Bei der Forderung nach Übernahme der Stromkosten für die Warmwasserbereitung plädierten alle Politiker_innen dafür, die Möglichkeit zu prüfen, die tatsächlichen Stromkosten mit kostengünstigen Messgeräten zu erfassen. Ob jedoch die tatsächlichen Kosten oder lediglich die mittleren Kosten (gemittelt über alle Oldenburger Bedarfsgemeinschaften) übernommen werden sollen, blieb offen. Herr Adler schlug die Einrichtung eines städtischen Fonds vor, aus dem die Kosten getragen würden. Dies habe sich beim Schulmittel-Fonds als praktikabel erwiesen.
Über die vierte Forderung der ALSO hinausgehend forderte Herr Adler eine generelle Lernmittelfreiheit und stellte die Wiederauflage des Schulmaterial-Fonds in Aussicht. Auch die übrigen Politiker_innen schlossen sich der Forderung nach »Bildungschancen auch für arme Familien« (Freese) an und hielten die Einrichtung eines kommunalen Bildungs-Fonds für sinnvoll. Herr Raschke (»Ich habe keine Idee, wie ein solcher Fonds ausgestattet sein müsste«) und Herr Kaps (»Über die Umsetzung müssen wir konkret reden«) meldeten jedoch Klärungsbedarf bei der Umsetzung an.

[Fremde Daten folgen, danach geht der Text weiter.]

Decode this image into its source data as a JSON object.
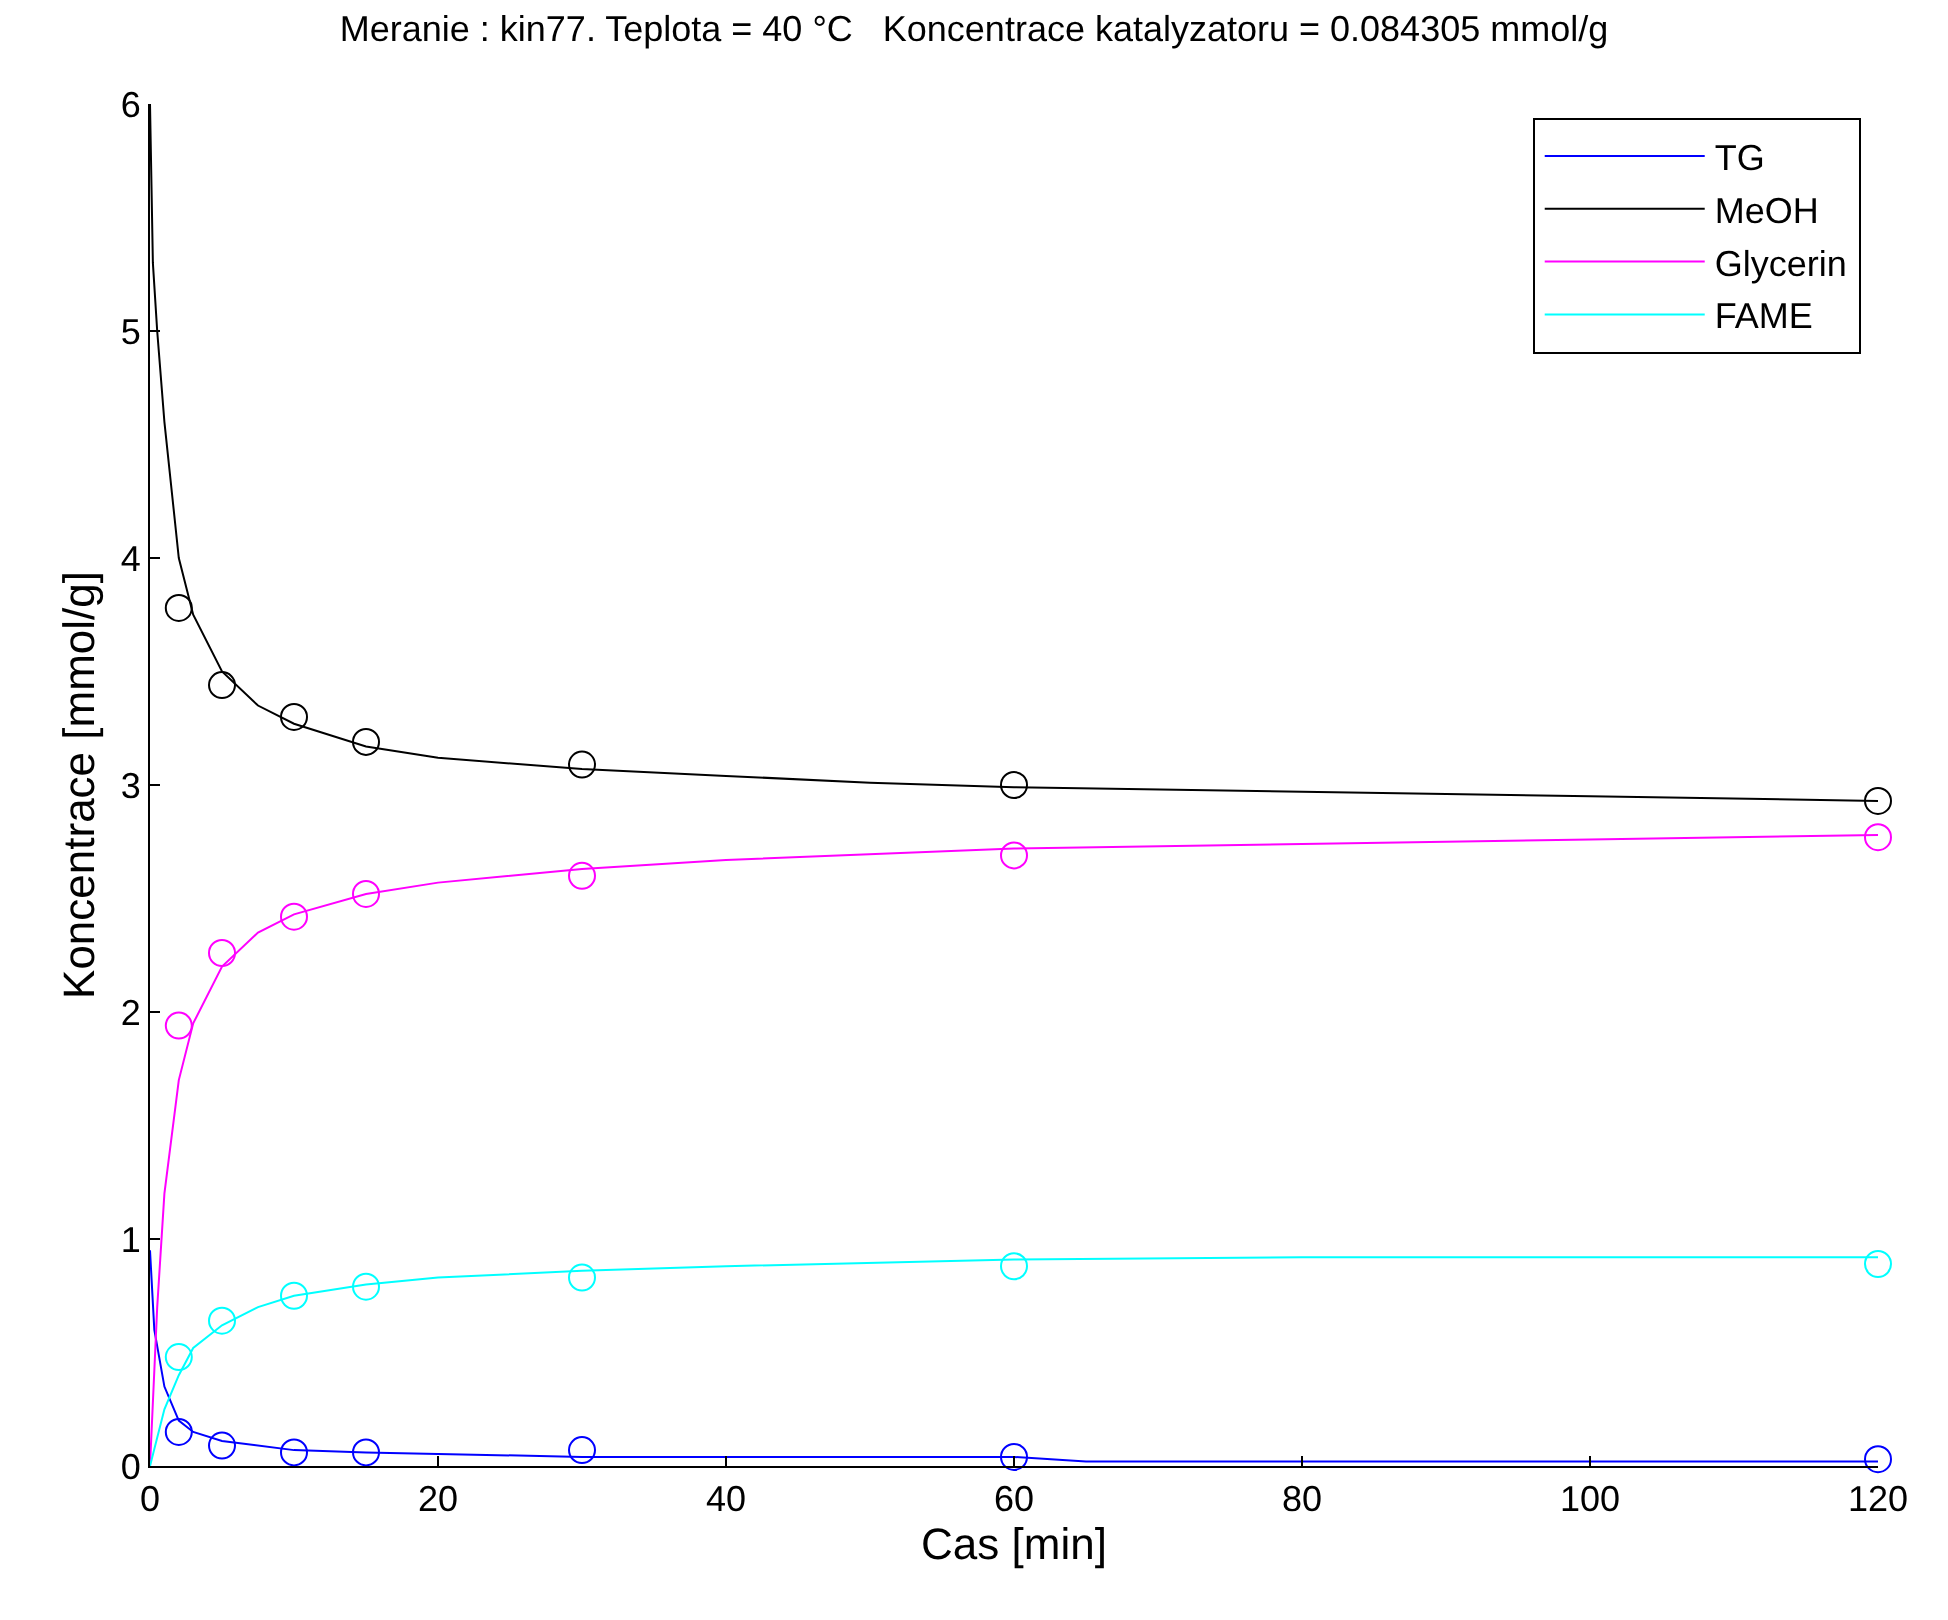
{
  "chart_data": {
    "type": "line",
    "title": "Meranie : kin77. Teplota = 40 °C   Koncentrace katalyzatoru = 0.084305 mmol/g",
    "xlabel": "Cas [min]",
    "ylabel": "Koncentrace [mmol/g]",
    "xlim": [
      0,
      120
    ],
    "xticks": [
      0,
      20,
      40,
      60,
      80,
      100,
      120
    ],
    "ylim": [
      0,
      6
    ],
    "yticks": [
      0,
      1,
      2,
      3,
      4,
      5,
      6
    ],
    "grid": false,
    "legend": "top right",
    "series": [
      {
        "name": "TG",
        "marker": "none",
        "color": "#0000ff",
        "x": [
          0,
          0.3,
          1,
          2,
          3,
          5,
          10,
          15,
          30,
          60,
          65,
          120
        ],
        "values": [
          0.95,
          0.6,
          0.35,
          0.2,
          0.15,
          0.11,
          0.07,
          0.06,
          0.04,
          0.04,
          0.02,
          0.02
        ]
      },
      {
        "name": "MeOH",
        "marker": "none",
        "color": "#000000",
        "x": [
          0,
          0.2,
          0.5,
          1,
          2,
          3,
          5,
          7.5,
          10,
          15,
          20,
          30,
          40,
          50,
          60,
          80,
          100,
          120
        ],
        "values": [
          6.0,
          5.3,
          5.0,
          4.6,
          4.0,
          3.75,
          3.5,
          3.35,
          3.27,
          3.17,
          3.12,
          3.07,
          3.04,
          3.01,
          2.99,
          2.97,
          2.95,
          2.93
        ]
      },
      {
        "name": "Glycerin",
        "marker": "none",
        "color": "#ff00ff",
        "x": [
          0,
          0.5,
          1,
          2,
          3,
          5,
          7.5,
          10,
          15,
          20,
          30,
          40,
          60,
          80,
          100,
          120
        ],
        "values": [
          0,
          0.7,
          1.2,
          1.7,
          1.95,
          2.2,
          2.35,
          2.43,
          2.52,
          2.57,
          2.63,
          2.67,
          2.72,
          2.74,
          2.76,
          2.78
        ]
      },
      {
        "name": "FAME",
        "marker": "none",
        "color": "#00ffff",
        "x": [
          0,
          1,
          2,
          3,
          5,
          7.5,
          10,
          15,
          20,
          30,
          40,
          60,
          80,
          120
        ],
        "values": [
          0,
          0.25,
          0.4,
          0.52,
          0.62,
          0.7,
          0.75,
          0.8,
          0.83,
          0.86,
          0.88,
          0.91,
          0.92,
          0.92
        ]
      },
      {
        "type": "scatter",
        "marker": "circle",
        "color": "#0000ff",
        "x": [
          2,
          5,
          10,
          15,
          30,
          60,
          120
        ],
        "values": [
          0.15,
          0.09,
          0.06,
          0.06,
          0.07,
          0.04,
          0.03
        ]
      },
      {
        "type": "scatter",
        "marker": "circle",
        "color": "#000000",
        "x": [
          2,
          5,
          10,
          15,
          30,
          60,
          120
        ],
        "values": [
          3.78,
          3.44,
          3.3,
          3.19,
          3.09,
          3.0,
          2.93
        ]
      },
      {
        "type": "scatter",
        "marker": "circle",
        "color": "#ff00ff",
        "x": [
          2,
          5,
          10,
          15,
          30,
          60,
          120
        ],
        "values": [
          1.94,
          2.26,
          2.42,
          2.52,
          2.6,
          2.69,
          2.77
        ]
      },
      {
        "type": "scatter",
        "marker": "circle",
        "color": "#00ffff",
        "x": [
          2,
          5,
          10,
          15,
          30,
          60,
          120
        ],
        "values": [
          0.48,
          0.64,
          0.75,
          0.79,
          0.83,
          0.88,
          0.89
        ]
      }
    ]
  }
}
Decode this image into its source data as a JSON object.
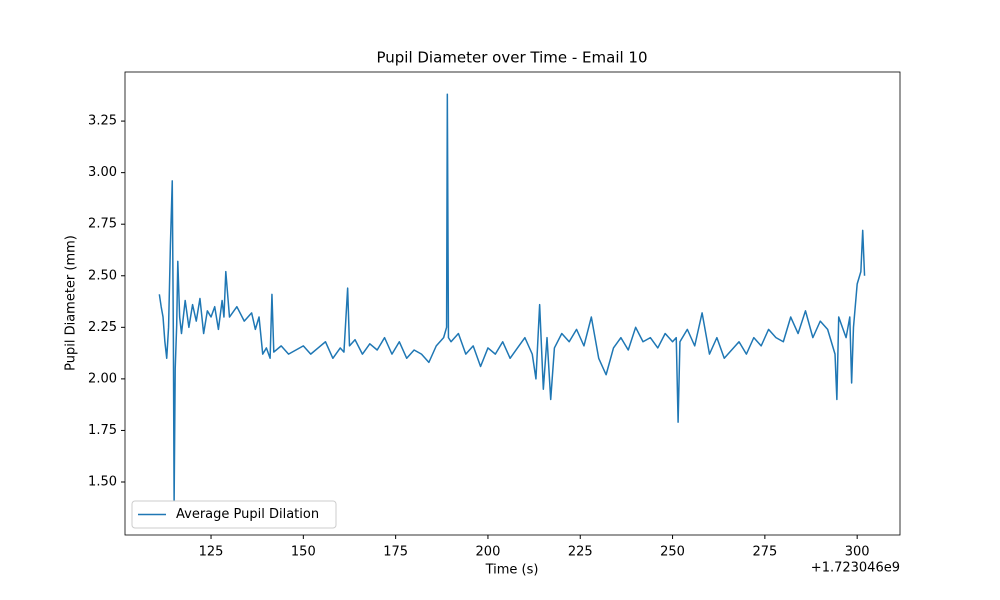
{
  "chart_data": {
    "type": "line",
    "title": "Pupil Diameter over Time - Email 10",
    "x_label": "Time (s)",
    "y_label": "Pupil Diameter (mm)",
    "x_offset_label": "+1.723046e9",
    "legend": "lower left",
    "grid": false,
    "xlim": [
      101.7,
      311.6
    ],
    "ylim": [
      1.243,
      3.488
    ],
    "xticks": [
      125,
      150,
      175,
      200,
      225,
      250,
      275,
      300
    ],
    "yticks": [
      {
        "value": 1.5,
        "label": "1.50"
      },
      1.75,
      {
        "value": 2.0,
        "label": "2.00"
      },
      2.25,
      {
        "value": 2.5,
        "label": "2.50"
      },
      2.75,
      {
        "value": 3.0,
        "label": "3.00"
      },
      3.25
    ],
    "x": [
      111,
      111.5,
      112,
      112.5,
      113,
      113.5,
      114,
      114.5,
      114.8,
      115,
      115.3,
      115.7,
      116,
      116.5,
      117,
      118,
      119,
      120,
      121,
      122,
      123,
      124,
      125,
      126,
      127,
      128,
      128.5,
      129,
      130,
      132,
      134,
      136,
      137,
      138,
      139,
      140,
      141,
      141.5,
      142,
      144,
      146,
      148,
      150,
      152,
      154,
      156,
      158,
      160,
      161,
      162,
      162.5,
      164,
      166,
      168,
      170,
      172,
      174,
      176,
      178,
      180,
      182,
      184,
      186,
      188,
      188.8,
      189,
      189.3,
      190,
      192,
      194,
      196,
      198,
      200,
      202,
      204,
      206,
      208,
      210,
      212,
      213,
      214,
      215,
      216,
      217,
      218,
      220,
      222,
      224,
      226,
      228,
      230,
      232,
      234,
      236,
      238,
      240,
      242,
      244,
      246,
      248,
      250,
      251,
      251.5,
      252,
      254,
      256,
      258,
      260,
      262,
      264,
      266,
      268,
      270,
      272,
      274,
      276,
      278,
      280,
      282,
      284,
      286,
      288,
      290,
      292,
      294,
      294.5,
      295,
      296,
      297,
      298,
      298.5,
      299,
      300,
      301,
      301.5,
      302
    ],
    "series": [
      {
        "name": "Average Pupil Dilation",
        "color": "#1f77b4",
        "values": [
          2.41,
          2.35,
          2.3,
          2.18,
          2.1,
          2.25,
          2.65,
          2.96,
          2.2,
          1.4,
          2.05,
          2.26,
          2.57,
          2.3,
          2.22,
          2.38,
          2.25,
          2.36,
          2.28,
          2.39,
          2.22,
          2.33,
          2.3,
          2.35,
          2.24,
          2.38,
          2.3,
          2.52,
          2.3,
          2.35,
          2.28,
          2.32,
          2.24,
          2.3,
          2.12,
          2.15,
          2.1,
          2.41,
          2.13,
          2.16,
          2.12,
          2.14,
          2.16,
          2.12,
          2.15,
          2.18,
          2.1,
          2.15,
          2.13,
          2.44,
          2.16,
          2.19,
          2.12,
          2.17,
          2.14,
          2.2,
          2.12,
          2.18,
          2.1,
          2.14,
          2.12,
          2.08,
          2.16,
          2.2,
          2.25,
          3.38,
          2.2,
          2.18,
          2.22,
          2.12,
          2.16,
          2.06,
          2.15,
          2.12,
          2.18,
          2.1,
          2.15,
          2.2,
          2.12,
          2.0,
          2.36,
          1.95,
          2.2,
          1.9,
          2.15,
          2.22,
          2.18,
          2.24,
          2.16,
          2.3,
          2.1,
          2.02,
          2.15,
          2.2,
          2.14,
          2.25,
          2.18,
          2.2,
          2.15,
          2.22,
          2.18,
          2.2,
          1.79,
          2.18,
          2.24,
          2.16,
          2.32,
          2.12,
          2.2,
          2.1,
          2.14,
          2.18,
          2.12,
          2.2,
          2.16,
          2.24,
          2.2,
          2.18,
          2.3,
          2.22,
          2.33,
          2.2,
          2.28,
          2.24,
          2.12,
          1.9,
          2.3,
          2.25,
          2.2,
          2.3,
          1.98,
          2.25,
          2.46,
          2.52,
          2.72,
          2.5
        ]
      }
    ]
  }
}
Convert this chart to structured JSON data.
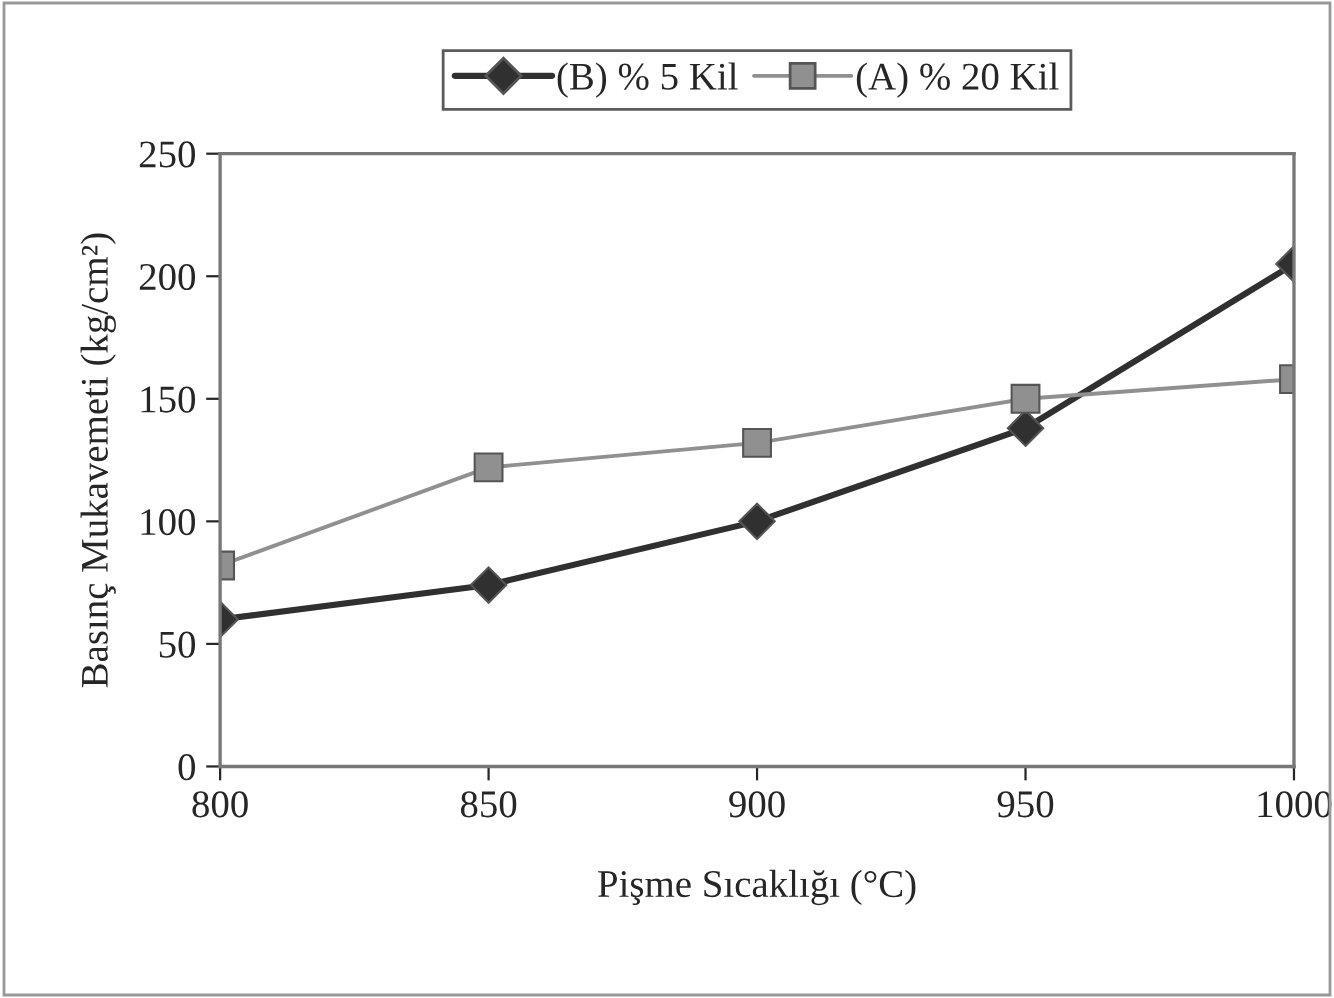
{
  "chart_data": {
    "type": "line",
    "xlabel": "Pişme Sıcaklığı (°C)",
    "ylabel": "Basınç Mukavemeti (kg/cm²)",
    "x": [
      800,
      850,
      900,
      950,
      1000
    ],
    "series": [
      {
        "name": "(B) % 5 Kil",
        "color": "#303030",
        "marker": "diamond",
        "values": [
          60,
          74,
          100,
          138,
          205
        ]
      },
      {
        "name": "(A) % 20 Kil",
        "color": "#909090",
        "marker": "square",
        "values": [
          82,
          122,
          132,
          150,
          158
        ]
      }
    ],
    "xlim": [
      800,
      1000
    ],
    "xticks": [
      800,
      850,
      900,
      950,
      1000
    ],
    "ylim": [
      0,
      250
    ],
    "yticks": [
      0,
      50,
      100,
      150,
      200,
      250
    ],
    "grid": false,
    "legend": "top",
    "line_style": "solid"
  }
}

Über so viel Einigkeit zwischen den Parteien zeigte sich Bättig (ALSO) überrascht aber auch erfreut: »Mit so großer Zustimmung hatten wir im Vorfeld nicht gerechnet. Wir hatten schon Widerstand erwartet.« Er machte jedoch auch deutlich, dass die ALSO die Parteien nach der Wahl an ihre Versprechen erinnern wird: »Wir werden auch nach der Kommunalwahl den Parteien auf die Finger schauen und sie an die Umsetzung unserer Forderungen erinnern.« Die ALSO sei auch gesprächsbereit: »Wir kommen auch in die einzelnen Fraktionen und diskutieren.«
Auch wir als Oldenburger Rundschau werden weiter am Ball bleiben und die Umsetzung der ALSO-Forderungen begleiten und nötigenfalls Nachfragen an die Fraktionen des neuen Rats richten.